In molti luoghi annunciano i concerti di Manu Chao senza
avvisarmi …ma questa volta fu molto dura e
mi arrecò un grande dolore sapendo che io già li avvisai
da mesi che non avrei potuto partecipare mentre loro
hanno usato il mezzo televisivo
nonostante sapessero che non ci sarebbe stato alcun mio concerto
presentandomi come se io fossi un
irresponsabile… l’artista irresponsabile che cancella
all’ultimo minuto un concerto».
P.P: In questi concerti che hai tenuto al Mariatchi di
Barcellona e con Radio Bemba al Masnou e qui al Dejà Vu hai
cantato una canzone dove utilizzi la parola “cocaina”. Che
significato ha per te questa parola ed in quale contesto la usi?
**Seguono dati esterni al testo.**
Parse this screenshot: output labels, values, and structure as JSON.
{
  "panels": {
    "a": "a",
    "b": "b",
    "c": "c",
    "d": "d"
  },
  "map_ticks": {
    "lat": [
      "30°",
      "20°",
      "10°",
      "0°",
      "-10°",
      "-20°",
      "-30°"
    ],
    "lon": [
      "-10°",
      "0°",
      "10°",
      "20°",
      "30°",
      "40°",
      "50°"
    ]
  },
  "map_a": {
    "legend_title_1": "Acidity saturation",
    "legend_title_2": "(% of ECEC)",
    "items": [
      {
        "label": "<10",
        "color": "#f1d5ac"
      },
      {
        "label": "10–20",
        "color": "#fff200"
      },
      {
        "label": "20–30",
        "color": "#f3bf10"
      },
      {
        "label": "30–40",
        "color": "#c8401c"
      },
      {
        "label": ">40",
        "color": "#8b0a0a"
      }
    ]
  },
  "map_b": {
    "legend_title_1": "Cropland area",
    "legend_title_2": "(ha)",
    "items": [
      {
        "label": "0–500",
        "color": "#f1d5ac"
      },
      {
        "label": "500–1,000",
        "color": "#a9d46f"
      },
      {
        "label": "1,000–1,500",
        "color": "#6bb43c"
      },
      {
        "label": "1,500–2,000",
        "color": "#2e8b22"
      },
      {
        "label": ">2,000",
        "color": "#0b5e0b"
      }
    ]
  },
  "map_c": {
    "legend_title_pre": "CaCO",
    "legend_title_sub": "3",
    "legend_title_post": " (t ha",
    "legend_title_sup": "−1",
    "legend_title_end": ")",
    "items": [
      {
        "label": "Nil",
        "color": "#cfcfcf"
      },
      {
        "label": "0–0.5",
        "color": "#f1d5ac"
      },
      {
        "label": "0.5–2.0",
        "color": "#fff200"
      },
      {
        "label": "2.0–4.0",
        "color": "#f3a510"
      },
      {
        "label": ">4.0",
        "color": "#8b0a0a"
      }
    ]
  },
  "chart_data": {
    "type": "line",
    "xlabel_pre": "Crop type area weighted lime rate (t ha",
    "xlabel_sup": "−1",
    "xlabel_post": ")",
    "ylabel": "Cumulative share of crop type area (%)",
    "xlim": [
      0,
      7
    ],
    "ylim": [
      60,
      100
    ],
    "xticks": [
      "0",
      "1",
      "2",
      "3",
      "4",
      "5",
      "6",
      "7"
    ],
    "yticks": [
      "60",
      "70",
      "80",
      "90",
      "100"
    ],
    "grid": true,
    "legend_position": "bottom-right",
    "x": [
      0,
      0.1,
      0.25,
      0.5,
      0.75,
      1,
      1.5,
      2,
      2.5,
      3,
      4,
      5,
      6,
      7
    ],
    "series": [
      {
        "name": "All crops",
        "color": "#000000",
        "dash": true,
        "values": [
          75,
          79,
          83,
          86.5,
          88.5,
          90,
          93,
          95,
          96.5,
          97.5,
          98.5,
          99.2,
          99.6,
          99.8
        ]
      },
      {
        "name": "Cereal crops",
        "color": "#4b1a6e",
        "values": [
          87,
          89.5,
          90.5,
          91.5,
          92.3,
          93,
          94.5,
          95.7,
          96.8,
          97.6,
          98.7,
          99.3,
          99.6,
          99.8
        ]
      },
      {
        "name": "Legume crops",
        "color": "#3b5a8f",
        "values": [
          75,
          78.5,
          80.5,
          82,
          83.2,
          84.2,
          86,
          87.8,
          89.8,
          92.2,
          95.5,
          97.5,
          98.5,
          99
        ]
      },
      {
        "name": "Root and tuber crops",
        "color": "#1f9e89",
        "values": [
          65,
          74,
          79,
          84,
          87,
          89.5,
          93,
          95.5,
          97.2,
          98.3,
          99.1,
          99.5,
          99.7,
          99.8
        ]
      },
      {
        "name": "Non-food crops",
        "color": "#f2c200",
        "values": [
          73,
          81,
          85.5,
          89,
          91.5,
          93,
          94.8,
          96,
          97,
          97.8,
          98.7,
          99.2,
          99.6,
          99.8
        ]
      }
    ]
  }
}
M.C: «Suppongo che sia la canzone “Vivir
sin tí” e che è una “rumbita”, (piccola rumba). Utilizzo
in questa canzone la parola “cocaina” come…il perché è che
nella canzone parlo della “passione” che
ho verso una donna che la si può
paragonare a quella che hanno molti verso la cocaina
perché per me questa donna è “mi droga
ruina” nel senso che è un tipo di interpunzione ossia un
modo di dire e di esprimere che questa
donna è per me come una droga… Per ciò che riguarda
invece la cocaina come droga io non
consumo cocaina. Non mi piace. Io
fumo marijuana, bevo vino e mi
piacciono i prodotti della terra.
Molta gente pensa che io consumo cocaina. Molta gente lo
pensa! …ma…non è una droga che mi interessa e che consumo! È una
droga che sta creando molte distruzioni e
danni ed ho molti amici che sono “agganciati” alla
cocaina e questo mi sembra un mezzo di
controllo della gente per la mafia nascosta dietro di molti
governi. Sì! Dichiara che io non consumo
cocaina…preferisco il “Licor Cafè!…
“ il liquore al caffè!” (Ridiamo)».
P.P: Adesso…un tour in Latino America?
M.C: «Stiamo provando adesso! Andremo in Argentina ma non
vi è niente di sicuro…però un tour…per il momento ne stiamo
parlando…mi piacerebbe fare un tour con
Radio Bemba il prossimo anno per l’Europa ed altri paesi…
però adesso non te lo posso confermare».